La campagna di raccolta firme per il referendum contro la riforma della giustizia ha superato un traguardo significativo: oltre 500.000 firme online sono state registrate sulla piattaforma digitale del Ministero della Giustizia in poche settimane. Il risultato, annunciato dal consigliere regionale Gianpaolo Trevisi, arriva con largo anticipo rispetto alla scadenza del 30 gennaio 2026.

Secondo Trevisi, il dato testimonia la forte volontà dei cittadini di partecipare attivamente alla vita democratica, tutelando l’equilibrio dei poteri dello Stato e l’indipendenza della magistratura. «Il superamento delle 500 mila firme è un risultato straordinario – ha dichiarato –. Mostra una mobilitazione civica autentica e un consenso trasversale di chi ritiene che ogni modifica costituzionale debba essere sottoposta al giudizio diretto degli elettori. La partecipazione popolare non è un mero esercizio formale, ma un elemento vitale della nostra democrazia».

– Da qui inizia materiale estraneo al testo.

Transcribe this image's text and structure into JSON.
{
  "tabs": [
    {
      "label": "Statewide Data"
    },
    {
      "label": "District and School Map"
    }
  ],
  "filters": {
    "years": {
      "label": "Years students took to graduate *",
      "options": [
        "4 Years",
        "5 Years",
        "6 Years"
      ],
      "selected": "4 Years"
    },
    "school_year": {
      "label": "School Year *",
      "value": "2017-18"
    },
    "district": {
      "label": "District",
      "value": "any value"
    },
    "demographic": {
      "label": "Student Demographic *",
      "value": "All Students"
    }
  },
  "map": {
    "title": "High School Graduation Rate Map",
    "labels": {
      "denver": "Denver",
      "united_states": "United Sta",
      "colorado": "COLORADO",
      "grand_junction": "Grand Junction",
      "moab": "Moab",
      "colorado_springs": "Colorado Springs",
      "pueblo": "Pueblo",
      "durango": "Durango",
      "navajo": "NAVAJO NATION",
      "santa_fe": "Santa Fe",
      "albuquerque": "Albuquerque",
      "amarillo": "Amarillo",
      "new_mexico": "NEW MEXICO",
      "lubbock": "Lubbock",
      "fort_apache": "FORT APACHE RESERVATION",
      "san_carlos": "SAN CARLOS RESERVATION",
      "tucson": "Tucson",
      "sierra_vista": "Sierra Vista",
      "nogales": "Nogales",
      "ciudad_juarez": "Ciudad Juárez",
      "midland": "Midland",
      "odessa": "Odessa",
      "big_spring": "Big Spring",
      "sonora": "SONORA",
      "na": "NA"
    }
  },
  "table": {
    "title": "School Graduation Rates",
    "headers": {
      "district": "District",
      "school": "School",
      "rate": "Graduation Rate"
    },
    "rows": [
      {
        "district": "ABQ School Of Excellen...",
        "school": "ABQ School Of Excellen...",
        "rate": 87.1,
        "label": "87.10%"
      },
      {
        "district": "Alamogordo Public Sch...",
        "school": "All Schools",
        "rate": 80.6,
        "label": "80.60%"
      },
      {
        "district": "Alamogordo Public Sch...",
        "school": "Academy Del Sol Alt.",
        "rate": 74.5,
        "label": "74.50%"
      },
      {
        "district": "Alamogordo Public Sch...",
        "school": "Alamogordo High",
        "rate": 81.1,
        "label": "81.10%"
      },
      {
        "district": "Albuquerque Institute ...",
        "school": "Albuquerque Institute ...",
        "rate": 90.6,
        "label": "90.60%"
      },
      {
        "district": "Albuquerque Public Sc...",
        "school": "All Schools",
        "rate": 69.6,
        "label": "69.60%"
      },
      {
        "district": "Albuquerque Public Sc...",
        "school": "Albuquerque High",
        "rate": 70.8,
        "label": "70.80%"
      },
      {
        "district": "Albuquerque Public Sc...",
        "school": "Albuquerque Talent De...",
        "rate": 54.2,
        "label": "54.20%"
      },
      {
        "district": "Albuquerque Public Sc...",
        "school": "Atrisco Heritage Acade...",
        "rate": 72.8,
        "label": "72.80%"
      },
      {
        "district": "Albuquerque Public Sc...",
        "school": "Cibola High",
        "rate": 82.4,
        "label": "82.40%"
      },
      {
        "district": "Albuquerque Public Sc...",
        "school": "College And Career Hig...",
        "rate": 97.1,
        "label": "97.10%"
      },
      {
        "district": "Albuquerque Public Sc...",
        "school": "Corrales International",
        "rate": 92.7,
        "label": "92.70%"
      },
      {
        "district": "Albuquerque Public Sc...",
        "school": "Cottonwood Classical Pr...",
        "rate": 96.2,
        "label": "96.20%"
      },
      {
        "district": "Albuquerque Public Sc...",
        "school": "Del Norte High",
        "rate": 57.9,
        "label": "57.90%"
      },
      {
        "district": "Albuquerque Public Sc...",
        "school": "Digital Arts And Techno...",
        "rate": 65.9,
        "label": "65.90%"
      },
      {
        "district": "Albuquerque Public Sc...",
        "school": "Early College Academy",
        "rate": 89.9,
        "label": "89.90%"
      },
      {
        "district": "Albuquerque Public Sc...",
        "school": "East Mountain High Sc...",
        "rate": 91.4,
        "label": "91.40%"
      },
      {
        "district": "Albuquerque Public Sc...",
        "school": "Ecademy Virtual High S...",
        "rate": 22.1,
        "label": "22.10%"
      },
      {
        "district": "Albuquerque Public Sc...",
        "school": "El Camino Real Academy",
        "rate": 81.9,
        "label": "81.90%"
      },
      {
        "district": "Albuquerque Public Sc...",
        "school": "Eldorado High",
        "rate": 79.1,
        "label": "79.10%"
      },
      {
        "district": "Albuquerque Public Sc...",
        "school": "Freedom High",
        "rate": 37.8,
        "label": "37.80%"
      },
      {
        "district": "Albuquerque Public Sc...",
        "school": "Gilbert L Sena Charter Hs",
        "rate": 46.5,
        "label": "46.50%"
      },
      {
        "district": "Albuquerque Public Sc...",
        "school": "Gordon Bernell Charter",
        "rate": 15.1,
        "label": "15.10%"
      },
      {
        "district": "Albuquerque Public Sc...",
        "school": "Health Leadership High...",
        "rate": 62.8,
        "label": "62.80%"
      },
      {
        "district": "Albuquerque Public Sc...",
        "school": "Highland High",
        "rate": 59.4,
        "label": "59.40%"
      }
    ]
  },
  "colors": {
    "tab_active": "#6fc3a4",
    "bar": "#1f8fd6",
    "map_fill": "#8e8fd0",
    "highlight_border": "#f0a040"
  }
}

Il raggiungimento del quorum rappresenta anche un richiamo alle istituzioni affinché sia garantita la massima trasparenza e correttezza del processo referendario, dalla revisione dei quesiti alle tempistiche, assicurando così piena informazione ai cittadini.

La raccolta delle firme continuerà fino alla scadenza prevista, per consolidare ulteriormente questo importante esempio di democrazia diretta e permettere a tutti gli elettori interessati di esprimere la propria opinione sulla riforma della giustizia.